Prove if $f$ is bounded and integrable on $[a,b]$ and if we define $F(x) = \int_a ^x f$ for $x \in [a,b]$, then

1.$\ F$ is uniformly continuous on $[a,b]$

2.$\ F$ is differentiable at any point $c \in [a,b]$ s.t. $f $ is continuous at $c$, and $F'(c) = f(c)$

My professor is calling this the 'Fundamental Theorem of Calculus Version 2'. He gave us the hint to use the following:

If $f$ is integrable on rectangle $A$, we have

$\quad\bullet$ if $ m\le f \le M$ on $A$, then $mv(A) \le \int_A f \le Mv(A)$

$\quad\bullet |f|$ is integrable on $A$ and $|\int_A f| \le \int_A|f|$

Where $v(A)$ is the volume of rectangle $ A$

Honestly, I'm unsure why I would need these hints? They don't seem to relate (at least to me) to the FTC at all. How do I use them in a proof of this??

Answer 1

Hint for (1).
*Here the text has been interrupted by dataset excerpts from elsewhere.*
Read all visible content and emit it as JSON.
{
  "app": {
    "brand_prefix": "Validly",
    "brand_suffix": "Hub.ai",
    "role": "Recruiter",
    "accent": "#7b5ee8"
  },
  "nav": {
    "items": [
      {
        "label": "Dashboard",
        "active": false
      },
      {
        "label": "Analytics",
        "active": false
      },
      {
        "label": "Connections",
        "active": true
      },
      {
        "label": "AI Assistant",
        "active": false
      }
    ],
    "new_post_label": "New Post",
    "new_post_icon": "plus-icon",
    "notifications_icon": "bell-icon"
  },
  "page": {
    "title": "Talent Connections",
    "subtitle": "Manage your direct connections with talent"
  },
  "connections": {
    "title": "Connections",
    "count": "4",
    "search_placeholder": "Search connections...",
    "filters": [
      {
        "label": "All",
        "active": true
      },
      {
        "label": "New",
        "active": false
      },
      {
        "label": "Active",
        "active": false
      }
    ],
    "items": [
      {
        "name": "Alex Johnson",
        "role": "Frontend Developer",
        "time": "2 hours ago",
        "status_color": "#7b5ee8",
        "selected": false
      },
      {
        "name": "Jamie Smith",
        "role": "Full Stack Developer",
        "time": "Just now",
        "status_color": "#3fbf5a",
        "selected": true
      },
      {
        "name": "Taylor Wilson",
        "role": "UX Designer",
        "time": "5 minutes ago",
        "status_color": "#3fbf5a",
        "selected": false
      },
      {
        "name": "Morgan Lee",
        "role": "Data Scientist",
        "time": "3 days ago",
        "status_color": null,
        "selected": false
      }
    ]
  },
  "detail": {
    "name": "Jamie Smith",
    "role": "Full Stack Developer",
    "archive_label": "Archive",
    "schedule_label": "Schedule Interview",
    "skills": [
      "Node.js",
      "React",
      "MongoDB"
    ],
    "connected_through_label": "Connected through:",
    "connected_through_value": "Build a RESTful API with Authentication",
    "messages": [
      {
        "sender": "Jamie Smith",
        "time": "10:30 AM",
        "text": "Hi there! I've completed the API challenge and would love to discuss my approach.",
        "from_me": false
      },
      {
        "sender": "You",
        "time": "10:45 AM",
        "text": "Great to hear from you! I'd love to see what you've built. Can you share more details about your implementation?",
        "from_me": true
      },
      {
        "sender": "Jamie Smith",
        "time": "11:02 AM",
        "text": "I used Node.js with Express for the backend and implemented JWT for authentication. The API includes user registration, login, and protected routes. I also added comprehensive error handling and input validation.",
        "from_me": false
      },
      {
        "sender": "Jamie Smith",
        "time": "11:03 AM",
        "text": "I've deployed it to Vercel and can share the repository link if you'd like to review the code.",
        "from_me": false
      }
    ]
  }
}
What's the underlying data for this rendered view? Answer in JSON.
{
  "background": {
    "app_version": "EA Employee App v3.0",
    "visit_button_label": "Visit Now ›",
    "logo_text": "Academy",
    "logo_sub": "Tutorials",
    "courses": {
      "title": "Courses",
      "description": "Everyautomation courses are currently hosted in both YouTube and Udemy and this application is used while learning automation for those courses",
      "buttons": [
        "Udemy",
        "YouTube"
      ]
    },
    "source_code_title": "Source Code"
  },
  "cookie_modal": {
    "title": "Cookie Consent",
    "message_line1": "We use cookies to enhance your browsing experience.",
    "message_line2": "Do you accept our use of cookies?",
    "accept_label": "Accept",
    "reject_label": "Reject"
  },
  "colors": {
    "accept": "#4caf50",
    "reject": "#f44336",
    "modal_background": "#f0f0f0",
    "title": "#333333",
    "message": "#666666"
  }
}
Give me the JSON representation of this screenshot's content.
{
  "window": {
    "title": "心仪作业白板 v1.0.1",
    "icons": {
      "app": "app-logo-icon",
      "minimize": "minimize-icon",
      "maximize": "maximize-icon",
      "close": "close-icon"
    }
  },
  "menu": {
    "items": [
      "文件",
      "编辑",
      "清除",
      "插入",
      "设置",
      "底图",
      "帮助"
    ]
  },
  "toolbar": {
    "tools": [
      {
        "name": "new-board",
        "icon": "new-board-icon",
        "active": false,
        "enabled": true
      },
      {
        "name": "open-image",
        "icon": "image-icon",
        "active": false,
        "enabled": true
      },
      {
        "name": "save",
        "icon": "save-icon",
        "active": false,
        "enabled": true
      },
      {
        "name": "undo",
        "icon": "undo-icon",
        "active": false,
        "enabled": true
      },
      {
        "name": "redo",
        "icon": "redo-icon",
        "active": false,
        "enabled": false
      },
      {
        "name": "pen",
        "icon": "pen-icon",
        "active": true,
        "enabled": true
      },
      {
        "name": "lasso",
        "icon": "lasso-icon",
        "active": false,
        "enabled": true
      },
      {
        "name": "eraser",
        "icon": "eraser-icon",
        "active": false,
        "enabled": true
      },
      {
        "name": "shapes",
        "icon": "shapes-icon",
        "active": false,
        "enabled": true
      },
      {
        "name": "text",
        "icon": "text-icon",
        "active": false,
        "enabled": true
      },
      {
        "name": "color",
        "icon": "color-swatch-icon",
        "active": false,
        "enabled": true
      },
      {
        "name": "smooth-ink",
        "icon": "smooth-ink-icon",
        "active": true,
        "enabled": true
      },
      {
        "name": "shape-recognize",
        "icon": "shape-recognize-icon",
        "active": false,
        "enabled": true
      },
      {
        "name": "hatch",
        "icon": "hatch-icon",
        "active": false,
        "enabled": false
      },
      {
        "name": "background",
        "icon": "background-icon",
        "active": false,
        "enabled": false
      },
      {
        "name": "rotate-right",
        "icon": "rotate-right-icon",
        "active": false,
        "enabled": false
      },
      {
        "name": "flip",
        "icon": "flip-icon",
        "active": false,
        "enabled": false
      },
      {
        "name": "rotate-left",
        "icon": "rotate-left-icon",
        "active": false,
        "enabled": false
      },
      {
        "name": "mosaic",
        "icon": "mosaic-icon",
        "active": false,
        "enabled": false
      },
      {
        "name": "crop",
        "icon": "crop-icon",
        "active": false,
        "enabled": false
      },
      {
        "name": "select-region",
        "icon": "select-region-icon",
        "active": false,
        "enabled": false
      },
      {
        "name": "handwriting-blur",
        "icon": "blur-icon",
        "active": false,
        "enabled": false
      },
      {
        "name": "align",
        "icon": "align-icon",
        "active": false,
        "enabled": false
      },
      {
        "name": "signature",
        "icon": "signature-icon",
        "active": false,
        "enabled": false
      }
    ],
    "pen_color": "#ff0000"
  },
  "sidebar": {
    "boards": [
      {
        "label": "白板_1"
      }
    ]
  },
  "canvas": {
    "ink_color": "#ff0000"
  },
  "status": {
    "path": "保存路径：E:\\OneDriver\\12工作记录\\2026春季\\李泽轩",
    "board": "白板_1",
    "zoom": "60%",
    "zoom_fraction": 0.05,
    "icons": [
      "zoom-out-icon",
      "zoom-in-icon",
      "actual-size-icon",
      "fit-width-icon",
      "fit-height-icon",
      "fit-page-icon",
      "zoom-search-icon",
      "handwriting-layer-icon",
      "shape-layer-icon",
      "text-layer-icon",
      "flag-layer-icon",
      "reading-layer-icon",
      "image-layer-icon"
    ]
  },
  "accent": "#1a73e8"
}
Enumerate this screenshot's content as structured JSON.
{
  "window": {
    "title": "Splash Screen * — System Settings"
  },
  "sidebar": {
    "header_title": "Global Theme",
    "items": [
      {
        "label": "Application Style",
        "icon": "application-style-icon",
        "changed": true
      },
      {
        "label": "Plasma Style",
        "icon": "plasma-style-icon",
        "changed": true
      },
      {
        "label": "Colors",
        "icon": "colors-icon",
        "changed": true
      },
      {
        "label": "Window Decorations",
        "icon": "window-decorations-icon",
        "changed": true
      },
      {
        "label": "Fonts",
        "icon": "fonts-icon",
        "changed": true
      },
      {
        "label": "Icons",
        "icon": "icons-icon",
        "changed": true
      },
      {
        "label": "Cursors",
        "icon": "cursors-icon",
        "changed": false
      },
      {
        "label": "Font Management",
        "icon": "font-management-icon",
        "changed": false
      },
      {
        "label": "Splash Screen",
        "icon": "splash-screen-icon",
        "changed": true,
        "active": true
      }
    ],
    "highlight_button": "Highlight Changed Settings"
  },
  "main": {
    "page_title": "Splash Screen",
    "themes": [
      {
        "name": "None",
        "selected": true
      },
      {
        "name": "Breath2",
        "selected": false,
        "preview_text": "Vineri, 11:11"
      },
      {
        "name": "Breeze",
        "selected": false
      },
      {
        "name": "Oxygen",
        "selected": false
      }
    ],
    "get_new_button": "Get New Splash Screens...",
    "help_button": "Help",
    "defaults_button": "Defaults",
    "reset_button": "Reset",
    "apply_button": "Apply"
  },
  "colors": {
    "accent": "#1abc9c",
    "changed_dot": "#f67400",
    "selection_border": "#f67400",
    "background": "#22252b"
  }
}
For $a\leq x\leq y\leq b$, $$|F(x)-F(y)|=\left|\int_x^y f(t)dt\right|\leq \int_x^y |f(t)|dt.$$ Hint for (2). Consider the difference $$\frac{F(c+h)-F(c)}{h}-f(c)=\frac{1}{h}\int_c^{c+h} (f(t)-f(c)) dt.$$

Answer 2

You will need the second for the uniform continuity. $f $ is bounded means there exist $M\ge 0$ such that $$(\forall x\in [a,b]) \;\; |f (x)|\le M $$

thus for $x,y \in [a,b],$

$$|F (x)-F (y)|=|\int_x^yf|\le M|x-y|$$ this proves the uniform continuity of $F $ at $[a,b] $.